Lichterfelde. "Wer macht so was?" Diese Frage beschäftige die Kinder aus dem Kiez Scheelestraße nach dem Brandanschlag auf das KiJuNa. In der vergangenen Woche hatten sie die Möglichkeit, in einer "Wutwoche" ihrem Frust und ihrer Enttäuschung Luft zu machen.

"Ich konnte es erst nicht glauben, dass unser Klamöttchen zerstört wurde", sagt Hassan. Im KiJuNa kann er spielen, sich mit Freunden treffen und zu Mittag essen. Durch das Feuer sind seine Lieblingsräume über dem Klamöttchen zerstört worden. Die Scheiben sind zerborsten, die Fenster mussten mit Brettern vernagelt werden. Auch Fiona kann sich nicht vorstellen, warum jemand so etwas machen konnte. "Das KiJuNa ist doch wie ein zweites Zuhause für uns", sagt das Mädchen. "Die Kinder waren schockiert und wütend darüber, dass Teile der Einrichtung zerstört wurden und nun nicht mehr nutzbar sind", sagt Kristoffer Baumann, Projektleiter beim Träger der Einrichtung, dem Stadtteilzentrum Steglitz.

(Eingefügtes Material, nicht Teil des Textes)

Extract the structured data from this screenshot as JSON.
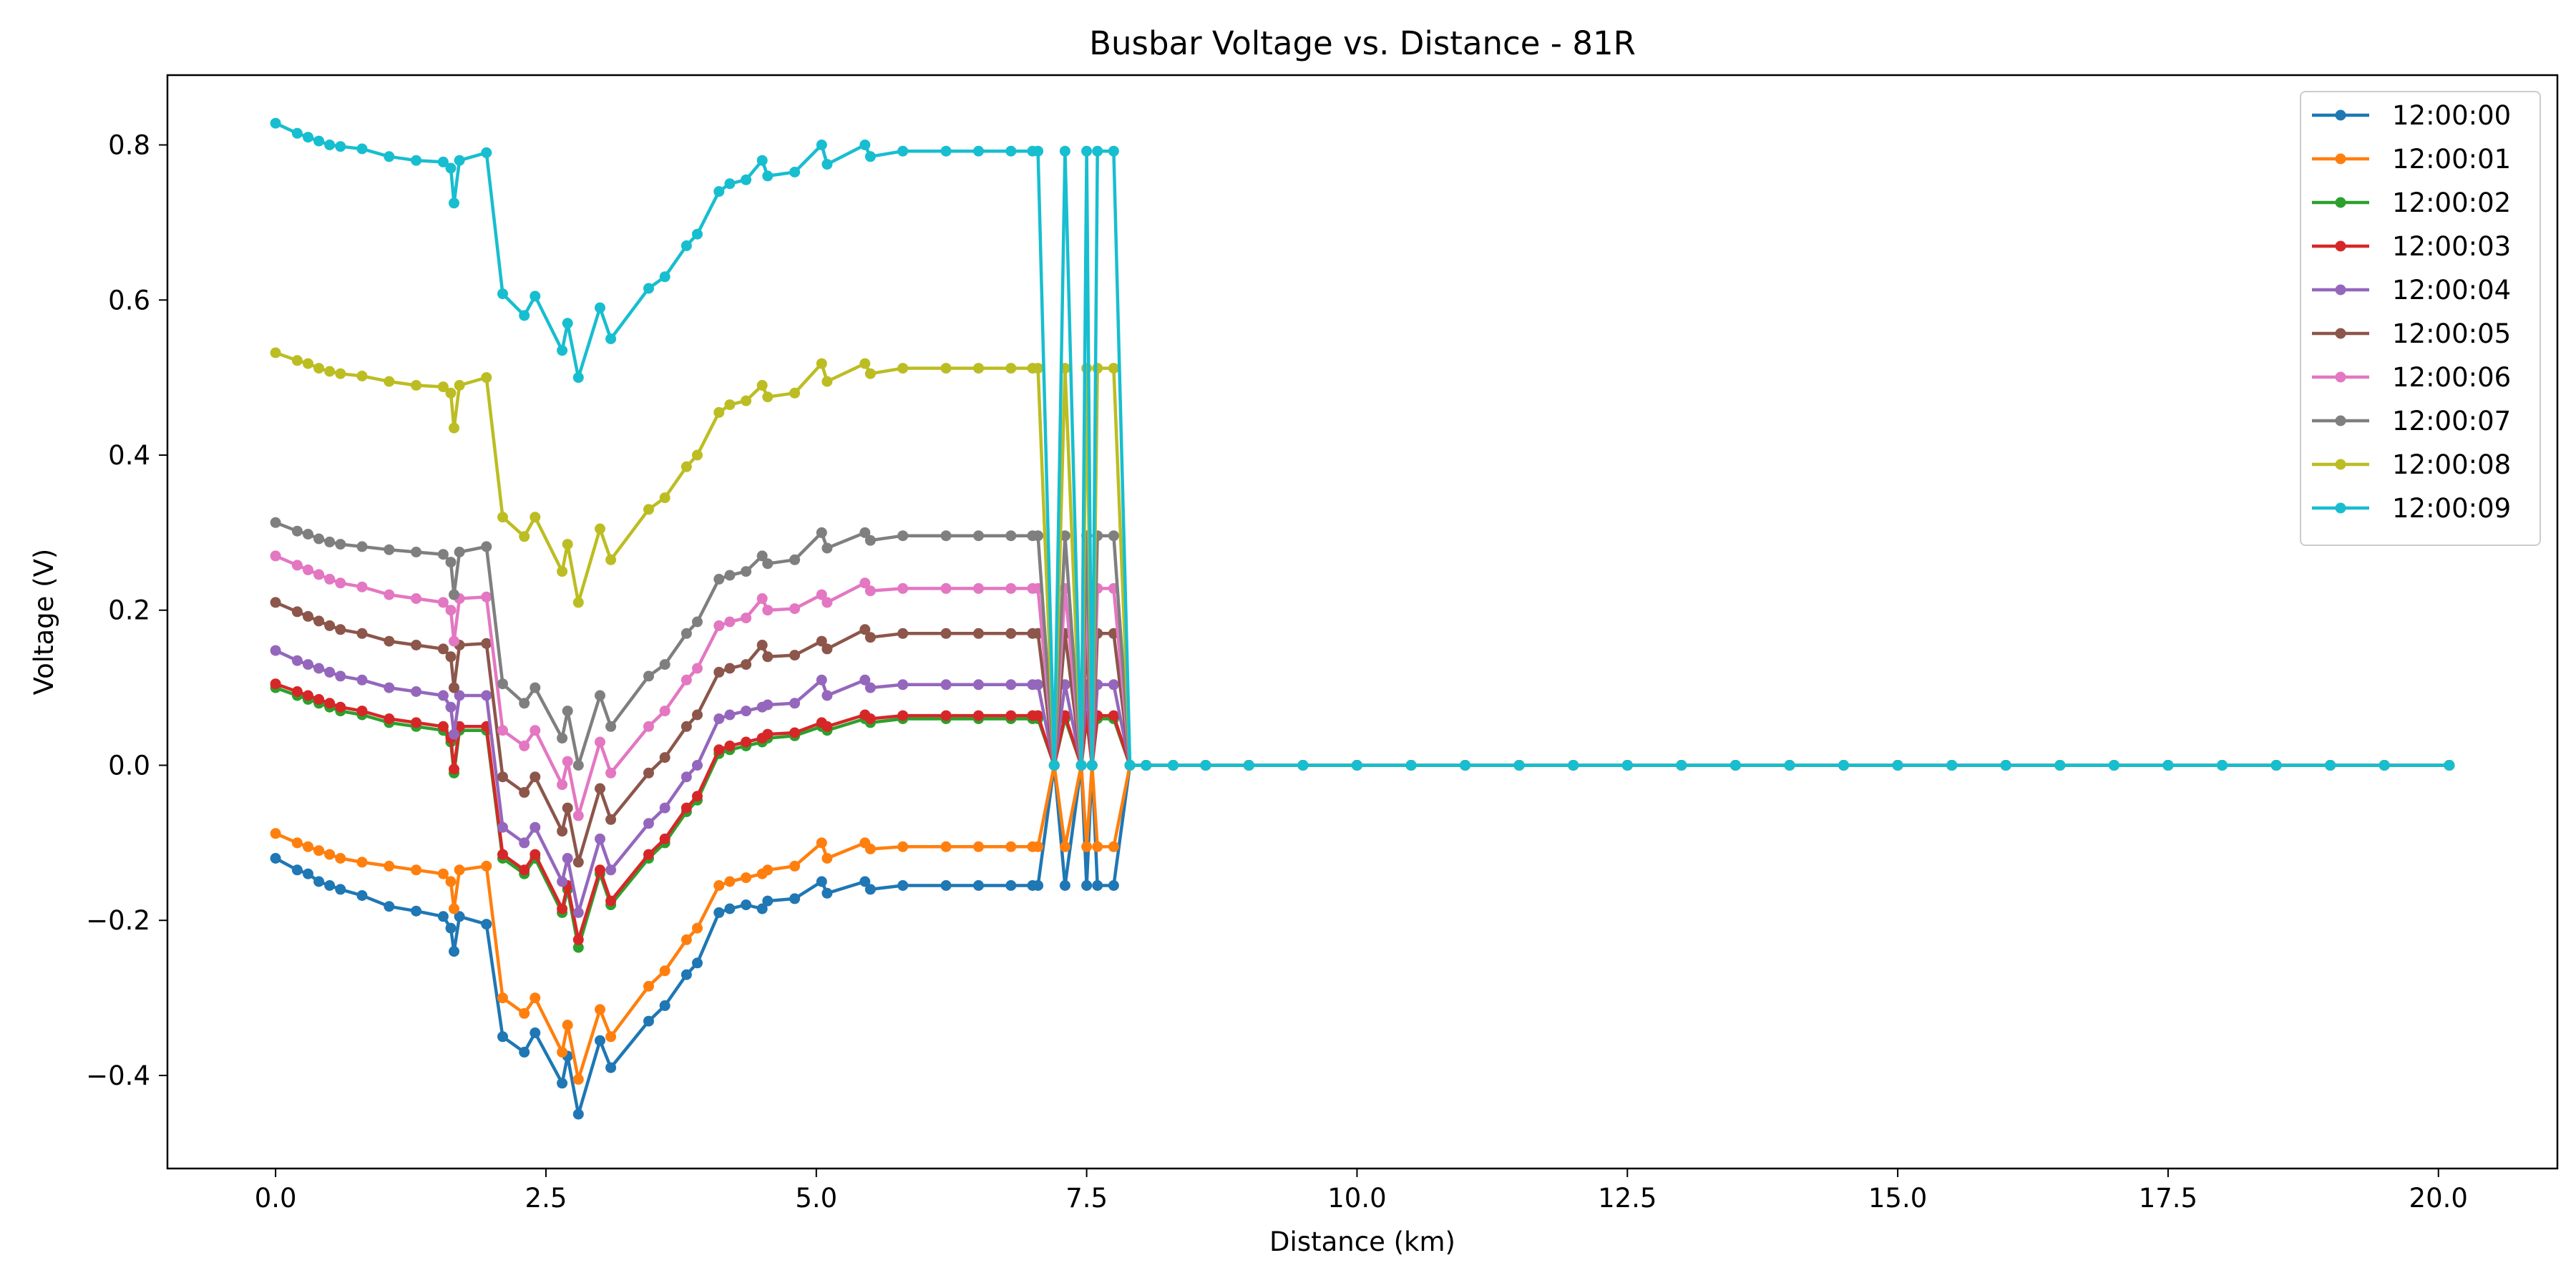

Spontan wurde eine Aktionswoche ins Leben gerufen, um Kindern und Erwachsenen zu helfen, mit der Betroffenheit umzugehen. In Gesprächsgruppen, an einer Wandzeitung und in einem gemeinsamen Rap-Song haben die Teilnehmer ihre Gefühle zum Geschehen in der Silvesternacht ausgedrückt.

Im Laufe der "Wut-Woche" entstand ein Rap-Song, in dem die Kinder ihre Gefühle ausdrücken. "Wir sind sauer, dass das Klamöttchen kaputt ist. Klamotten sind verbrannt, sogar die Puppen sind weg. Wer so was macht ist dumm. Hoffnung und Hilfe zerstört man doch nicht..." heißt es darin. Zum Song ist ein Video-Clip entstanden, der demnächst auf Youtube angeschaut werden kann und vielleicht hilft, den oder die Täter zu fassen.